The groups wrote that “enslavement, extortion and torture has become an important source of revenue in Libya’s conflict economy." Their report is based on interviews with 14 survivors of abuse who are now safely out of Libya.
It names nearly 20 possible suspects, including well-known militia chiefs, and calls for an investigation into “armed groups, militias and Libyan state actors” for crimes including "arbitrary detention, torture, murder, persecution, sexual violence and enslavement."
“The extreme scale, systemic nature, and seriousness of the abuses suffered by migrants and refugees in Libya trigger ICC jurisdiction,” Dorine Llanta of the International Federation for Human Rights said, per The Associated Press, noting that an analysis of information and survivor testimonies “clearly shows that many of these abuses may amount to crimes against humanity.”
The ICC is considered a final resort when countries are not willing or able to prosecute crimes.

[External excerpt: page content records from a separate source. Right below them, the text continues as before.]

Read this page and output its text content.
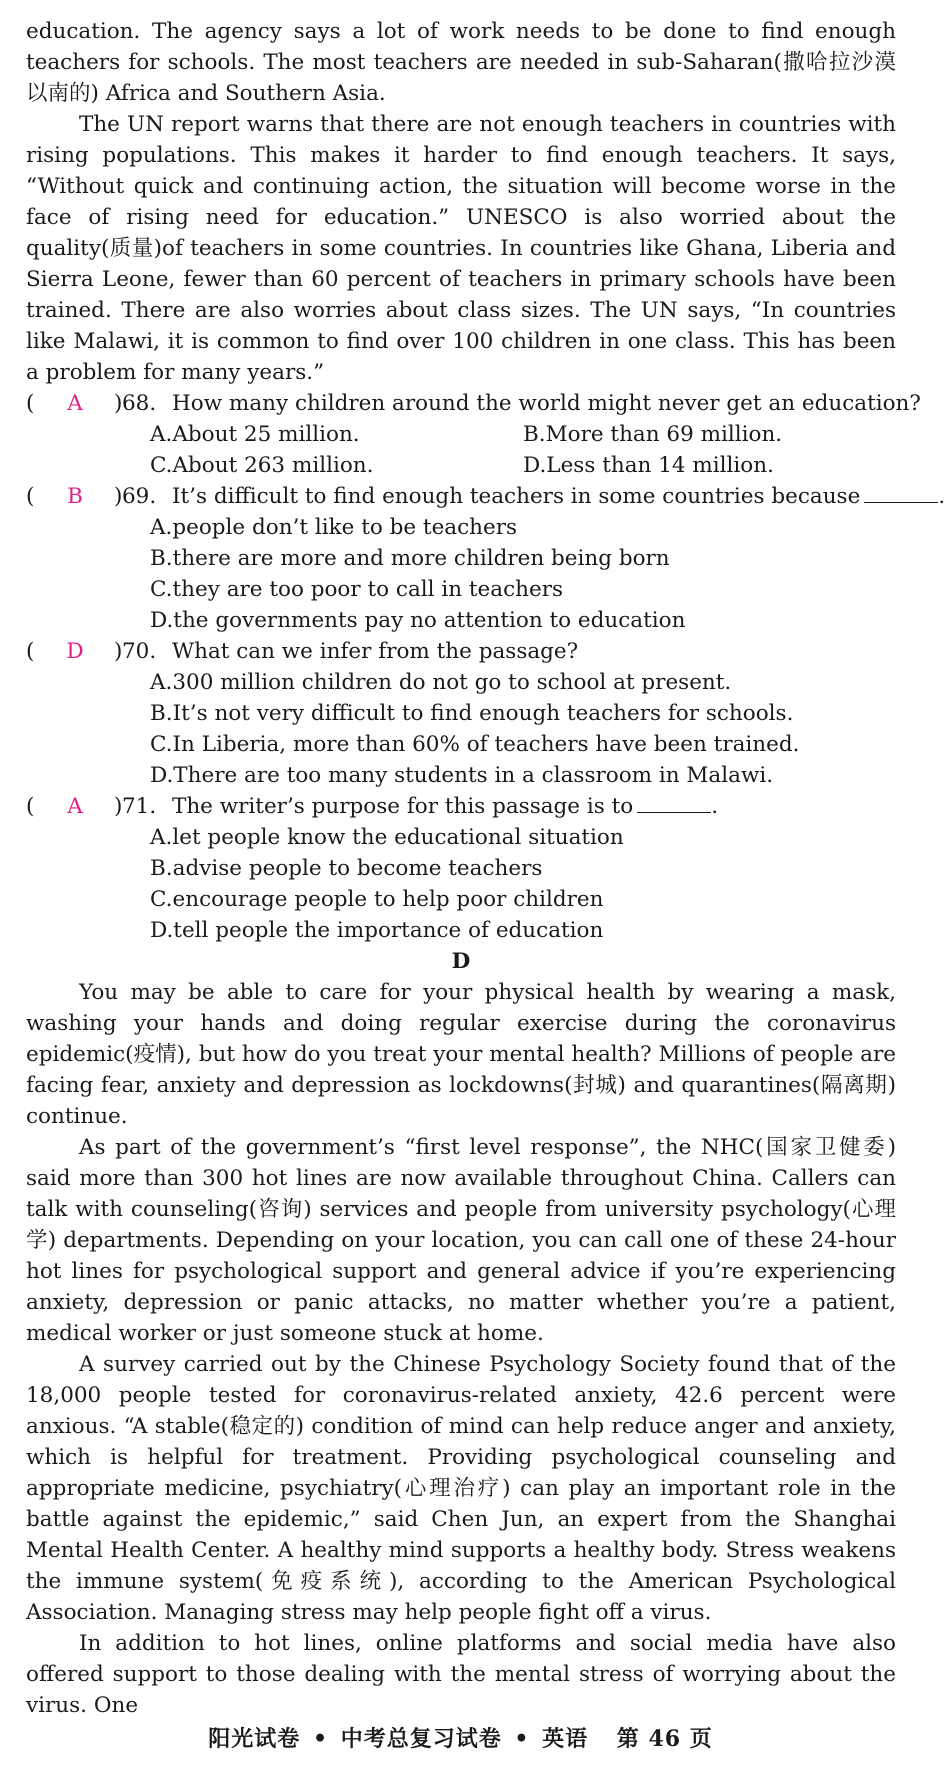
education. The agency says a lot of work needs to be done to find enough teachers for schools. The most teachers are needed in sub-Saharan(撒哈拉沙漠以南的) Africa and Southern Asia.

The UN report warns that there are not enough teachers in countries with rising populations. This makes it harder to find enough teachers. It says, “Without quick and continuing action, the situation will become worse in the face of rising need for education.” UNESCO is also worried about the quality(质量)of teachers in some countries. In countries like Ghana, Liberia and Sierra Leone, fewer than 60 percent of teachers in primary schools have been trained. There are also worries about class sizes. The UN says, “In countries like Malawi, it is common to find over 100 children in one class. This has been a problem for many years.”

(	A	) 68. How many children around the world might never get an education?
A.About 25 million.	B.More than 69 million.
C.About 263 million.	D.Less than 14 million.
(	B	) 69. It’s difficult to find enough teachers in some countries because	.
A.people don’t like to be teachers
B.there are more and more children being born
C.they are too poor to call in teachers
D.the governments pay no attention to education
( D ) 70. What can we infer from the passage?
A.300 million children do not go to school at present.
B.It’s not very difficult to find enough teachers for schools.
C.In Liberia, more than 60% of teachers have been trained.
D.There are too many students in a classroom in Malawi.
(	A	) 71. The writer’s purpose for this passage is to	.
A.let people know the educational situation
B.advise people to become teachers
C.encourage people to help poor children
D.tell people the importance of education

D

You may be able to care for your physical health by wearing a mask, washing your hands and doing regular exercise during the coronavirus epidemic(疫情), but how do you treat your mental health? Millions of people are facing fear, anxiety and depression as lockdowns(封城) and quarantines(隔离期) continue.

As part of the government’s “first level response”, the NHC(国家卫健委) said more than 300 hot lines are now available throughout China. Callers can talk with counseling(咨询) services and people from university psychology(心理学) departments. Depending on your location, you can call one of these 24-hour hot lines for psychological support and general advice if you’re experiencing anxiety, depression or panic attacks, no matter whether you’re a patient, medical worker or just someone stuck at home.

A survey carried out by the Chinese Psychology Society found that of the 18,000 people tested for coronavirus-related anxiety, 42.6 percent were anxious. “A stable(稳定的) condition of mind can help reduce anger and anxiety, which is helpful for treatment. Providing psychological counseling and appropriate medicine, psychiatry(心理治疗) can play an important role in the battle against the epidemic,” said Chen Jun, an expert from the Shanghai Mental Health Center. A healthy mind supports a healthy body. Stress weakens the immune system(免疫系统), according to the American Psychological Association. Managing stress may help people fight off a virus.

In addition to hot lines, online platforms and social media have also offered support to those dealing with the mental stress of worrying about the virus. One

阳光试卷 • 中考总复习试卷 • 英语 第 46 页
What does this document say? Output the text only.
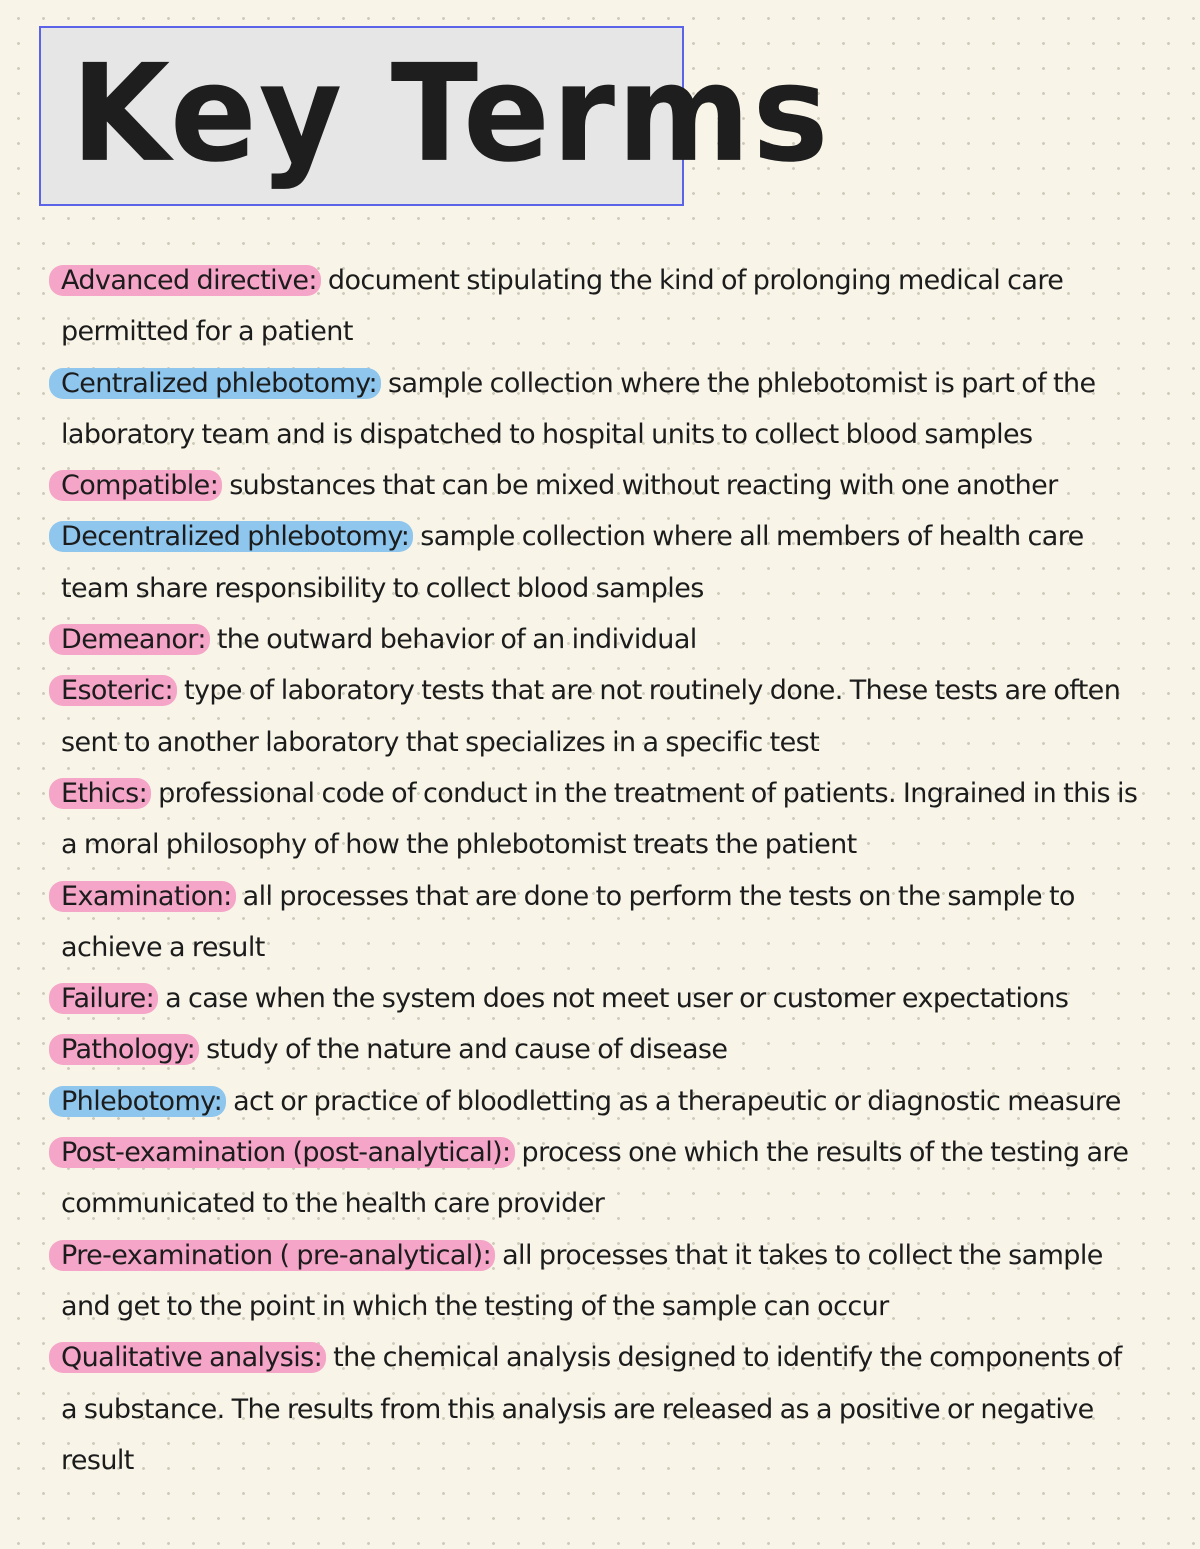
Key Terms

Advanced directive: document stipulating the kind of prolonging medical care permitted for a patient

Centralized phlebotomy: sample collection where the phlebotomist is part of the laboratory team and is dispatched to hospital units to collect blood samples

Compatible: substances that can be mixed without reacting with one another

Decentralized phlebotomy: sample collection where all members of health care team share responsibility to collect blood samples

Demeanor: the outward behavior of an individual

Esoteric: type of laboratory tests that are not routinely done. These tests are often sent to another laboratory that specializes in a specific test

Ethics: professional code of conduct in the treatment of patients. Ingrained in this is a moral philosophy of how the phlebotomist treats the patient

Examination: all processes that are done to perform the tests on the sample to achieve a result

Failure: a case when the system does not meet user or customer expectations

Pathology: study of the nature and cause of disease

Phlebotomy: act or practice of bloodletting as a therapeutic or diagnostic measure

Post-examination (post-analytical): process one which the results of the testing are communicated to the health care provider

Pre-examination ( pre-analytical): all processes that it takes to collect the sample and get to the point in which the testing of the sample can occur

Qualitative analysis: the chemical analysis designed to identify the components of a substance. The results from this analysis are released as a positive or negative result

“We strongly believe that only the ICC can address the complexity of the criminal system aimed at exploiting the human suffering of the migrants and refugees in Libya," Chantal Meloni, senior legal adviser at the European Center for Constitutional and Human Rights, said, according to the AP.
In 2019, lawyers called for an ICC investigation into the European Union's migrant policy, the AP reported. That probe stemmed from accusations that officials had responsibility for migrant deaths and were to blame for their rapes and torturous treatment at the hands of Libyan coast guard, which is financed by taxpayers in Europe.